TO HEAR AND SEE THE VIDEO FOR “BLUEWHITE” CLICK HERE.
(The band that played on my self-titled album which I released in 1980 on Nineteen Records. From left to right: Rob Gottfried – drums; me; David Stoltz – bass; Tom Majesky – guitar.)
SPRING: I wrote “Just When I Was Dancing” about the time I first met my first major girlfriend at a party where, to some Marvin Gaye, we were all dancing. She was 16, I was 18. The song is about falling in love in Spring, breaking up a couple Summer later, getting back together one awkward Fall day, and getting on with your life, remembering how that tsunami of obsession brought you such joy and misery.
TO HEAR “JUST WHEN I WAS DANCING” CLICK HERE.
(At the beach at Indian Cove, Guilford, Connecticut, August. Photo by Grayson Hugh.)
SUMMER: “In The Hour Of The Loon” takes place in the heat of August, at my cousin’s cottage on the Connecticut shore. I spent many weeks of the Summers of my youth there and continued to go there through the 70s and 80s. While living in New York, working on my RCA debut album “Blind To Reason”, I’d take the train to new Haven where my cousins would pick me up and take me back to Indian Cove where we’d spend the weekends sailing, eating roasted corn by the fire, swimming and walking on the rocks. This song recounts a “soul music dance party” I hosted at that cottage, with cousin Doug, when I was in my twenties.
TO HEAR “IN THE HOUR OF THE LOON” CLICK HERE.
(November frost. Photo by Grayson Hugh.)
FALL: Give me a cheatin’ girlfriend, a broken heart and I’ll give you a song. That was the case with “November Nocturne”. The stark beauty of Autumn trees, papery birch leaves and the Harvest moon (with a nod to one of my favorite Chinese poets Li Po) framed this song about a tortured love affair.
TO HEAR AND SEE THE VIDEO FOR “NOVEMBER NOCTURNE” CLICK HERE.
From a little country village came a whole bunch of songs.

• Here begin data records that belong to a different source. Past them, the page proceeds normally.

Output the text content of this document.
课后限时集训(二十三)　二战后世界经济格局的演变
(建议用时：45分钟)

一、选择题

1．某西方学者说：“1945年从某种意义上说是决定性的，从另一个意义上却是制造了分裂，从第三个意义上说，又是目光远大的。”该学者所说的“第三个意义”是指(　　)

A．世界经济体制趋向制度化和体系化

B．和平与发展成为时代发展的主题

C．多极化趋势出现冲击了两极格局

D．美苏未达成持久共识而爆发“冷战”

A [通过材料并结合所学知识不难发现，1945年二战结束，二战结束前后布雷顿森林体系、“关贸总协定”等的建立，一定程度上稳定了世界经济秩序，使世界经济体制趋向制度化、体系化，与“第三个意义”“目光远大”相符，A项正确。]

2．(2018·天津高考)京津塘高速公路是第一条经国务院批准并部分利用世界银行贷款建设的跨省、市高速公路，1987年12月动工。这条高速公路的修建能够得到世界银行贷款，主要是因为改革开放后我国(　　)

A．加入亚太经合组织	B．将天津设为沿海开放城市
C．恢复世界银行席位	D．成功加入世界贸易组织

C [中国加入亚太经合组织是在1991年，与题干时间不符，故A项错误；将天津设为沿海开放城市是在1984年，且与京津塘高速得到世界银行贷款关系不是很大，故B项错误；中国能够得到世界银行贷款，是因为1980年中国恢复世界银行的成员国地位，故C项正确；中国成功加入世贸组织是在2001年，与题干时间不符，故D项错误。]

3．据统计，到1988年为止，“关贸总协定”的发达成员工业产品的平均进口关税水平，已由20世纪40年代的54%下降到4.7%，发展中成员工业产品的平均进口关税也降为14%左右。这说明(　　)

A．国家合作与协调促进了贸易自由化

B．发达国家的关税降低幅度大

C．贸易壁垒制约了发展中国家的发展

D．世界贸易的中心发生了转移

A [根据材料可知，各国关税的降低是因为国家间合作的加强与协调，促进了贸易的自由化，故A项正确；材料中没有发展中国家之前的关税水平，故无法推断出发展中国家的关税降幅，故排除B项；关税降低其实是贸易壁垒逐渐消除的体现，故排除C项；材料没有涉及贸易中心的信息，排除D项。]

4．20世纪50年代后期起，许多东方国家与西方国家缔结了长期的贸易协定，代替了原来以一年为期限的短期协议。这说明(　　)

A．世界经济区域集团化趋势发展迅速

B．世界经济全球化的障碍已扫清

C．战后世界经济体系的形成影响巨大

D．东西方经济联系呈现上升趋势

My broken heart healed and my address changed from rural to urban. I left the village for the big city, a pattern I would repeat several times.
I cherish the memories of the time I spent in that peaceful place. Though my life was at times anything but serene, the pain and progress of my spirit helped shape my music, and I wouldn’t trade that for anything.
Happily, in that resilient way of art, those songs, and I, have endured.
I had to come back and rerun the music links and it occurred to me, as I was listening, how beautifully this Jazzy side of your musical personality fits with another of my favorite artists, Randy Crawford.
Thanks for another great post.
You are most welcome – glad you enjoyed the post, Buffalo Tom!